- Nickname: M.deep
- Mandideep Location in Madhya Pradesh
- Coordinates: 23°5′40″N 77°31′5″E﻿ / ﻿23.09444°N 77.51806°E
- Country: India
- State: Madhya Pradesh
- Established: 1970's

Government
- • Type: Nagar Palika
- Elevation: 449 m (1,473 ft)

Population (2021;As per Aadhar)
- • Total: 202,789

Languages
- • Official: Hindi
- Time zone: UTC+5:30 (IST)
- PIN: 462046
- Telephone code: 07480
- Vehicle registration: MP-38
- Sex ratio: 1.29 ♂/♀
- Website: {{URL|example.com|optional display text}}

= Mandideep =

Mandideep is a town with municipality in Goharganj sub-district of Raisen district in the Indian state of Madhya Pradesh. Mandideep is 23 km from Bhopal and is basically an Industrial township which came into existence in late 1970s.
The Mandideep Municipality has population of 59,654 of which 32,390 are males while 27,264 are females as per report released by 2011 Census of India.
Literacy rate of Mandideep city is 83.76 % higher than state average of 69.32 %. In Mandideep, Male literacy is around 89.33 % while female literacy rate is 77.04. Mandideep's annual productions are worth some Rs. 20,000 crore, making it one of the most productive economic centers in India.

== History ==
Mandideep is closely connected to Bhimbetka, which is well known across the world for its rock paintings and also nearby Shiva Temple at Bhojpur (15 km) is a big attraction among the Hindu community.
Looking back through history, Mandideep situated in close proximity to Bhojpur's Shiva temple was surrounded by a big lake since the 10th century. In the 15th century, Sultan Hussein Shah of Malwa demolished the Bhojpur dam, which kept releasing water for 3 years. Mandideep village came into existence when the land dried up. Initially, the pace of development was slow due to lack of infrastructure. In 1983, Mandideep housed 49 industrial units.

==Economy==
It has an industrial area, just south of Bhopal capitalising on the proximity to Bhopal City. The major industries here are Hindustan Electro Graphite (HEG), Procter & Gamble, Eicher tractors Ltd, Lupin laboratories, and many more national and international level company have their manufacturing units at Mandideep.

In the 1980s, several changes helped industrial development. The Madhya Pradesh State Industrial Development Corporation completely aided by the state government was formed with the objective of promoting development of industries in this region.
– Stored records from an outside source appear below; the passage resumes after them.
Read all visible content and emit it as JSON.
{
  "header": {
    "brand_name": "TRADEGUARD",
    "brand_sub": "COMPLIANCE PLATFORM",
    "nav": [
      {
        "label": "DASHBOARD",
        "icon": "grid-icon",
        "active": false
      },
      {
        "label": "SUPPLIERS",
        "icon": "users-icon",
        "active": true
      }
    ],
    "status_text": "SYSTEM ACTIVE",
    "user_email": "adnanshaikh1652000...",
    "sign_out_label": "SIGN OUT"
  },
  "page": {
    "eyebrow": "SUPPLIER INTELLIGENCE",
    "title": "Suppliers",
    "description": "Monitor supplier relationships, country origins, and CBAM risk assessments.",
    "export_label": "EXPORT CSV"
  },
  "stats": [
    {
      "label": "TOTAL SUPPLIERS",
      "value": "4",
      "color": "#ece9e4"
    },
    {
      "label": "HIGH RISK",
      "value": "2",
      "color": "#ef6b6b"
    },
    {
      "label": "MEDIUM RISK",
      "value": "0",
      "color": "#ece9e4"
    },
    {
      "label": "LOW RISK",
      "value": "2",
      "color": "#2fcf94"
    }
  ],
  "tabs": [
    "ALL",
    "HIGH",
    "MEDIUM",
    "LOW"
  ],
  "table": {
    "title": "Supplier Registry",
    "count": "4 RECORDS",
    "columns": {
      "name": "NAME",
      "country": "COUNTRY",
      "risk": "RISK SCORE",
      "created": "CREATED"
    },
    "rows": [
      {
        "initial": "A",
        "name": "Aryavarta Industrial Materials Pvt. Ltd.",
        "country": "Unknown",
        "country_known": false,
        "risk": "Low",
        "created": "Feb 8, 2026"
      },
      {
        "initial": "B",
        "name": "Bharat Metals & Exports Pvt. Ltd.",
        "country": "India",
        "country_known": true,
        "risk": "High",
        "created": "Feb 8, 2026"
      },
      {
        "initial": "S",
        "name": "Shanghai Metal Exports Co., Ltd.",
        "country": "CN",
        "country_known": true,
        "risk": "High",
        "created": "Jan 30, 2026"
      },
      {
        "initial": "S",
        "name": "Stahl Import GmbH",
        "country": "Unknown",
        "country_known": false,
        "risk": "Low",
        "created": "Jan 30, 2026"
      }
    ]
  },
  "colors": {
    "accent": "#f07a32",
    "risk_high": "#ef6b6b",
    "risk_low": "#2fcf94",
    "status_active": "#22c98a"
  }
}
About 660 plots were developed for various purposes. Besides, 45 km of pucca roads and a 42 km-long water supply system were developed.

Once a sleepy village in Bhopal district, Mandideep, which started on an area of 560 acre, is now sprawled across 2000 acre. Mandideep has three sub-stations of 250 MW each at present along with other facilities.

Mandideep houses more than 650 industrial units belonging to reputed companies including that of Procter and Gamble, HEG, Lupin Laboratories, Tafe Tractors, Godrej Foods, Bhaskar Industries Private Limited (a unit of Dainik Bhaskar Print Media) Insulator and Electrical etc. It boasts of a total investment of more than Rs 10,000 crore.

==Demographics==
As of the 2001 census, Mandideep had a population of 39,859 in 9,006 households. Males constitute 56% of the population and females 44%. Mandideep has an average literacy rate of 65%, higher than the national average of 59.5%: male literacy is 73%, and female literacy is 56%. 18% of the population here is under 6 years of age.

==Transport==
The nearest airport is Bhopal. Mandideep is well connected to Railways, Roadways and Airways as it is a region of State Capital Bhopal.

Mandideep Railway Station has stoppages for trains like-
Narmada Express 18233/18234,
Penchvalley Fast Passenger 59385/59386,
Jhansi Itarsi Nagpur Passenger 51827/51828,
Mumbai CST Amritsar Express 11057/11058,
Kushinagar Express 11015/11016.

Raja Bhoj International Airport is just 35 km from the area which serves daily flights for Ahmedabad, Bengaluru, Delhi, Hyderabad, Indore, Mumbai, Pune, Raipur, Shirdi, Surat, Udaipur.

There are also two main stations Rani Kamalapati railway station & Bhopal Junction railway station at a distance of 17km and 24 km respectively connecting Mandideep to all other parts of the country.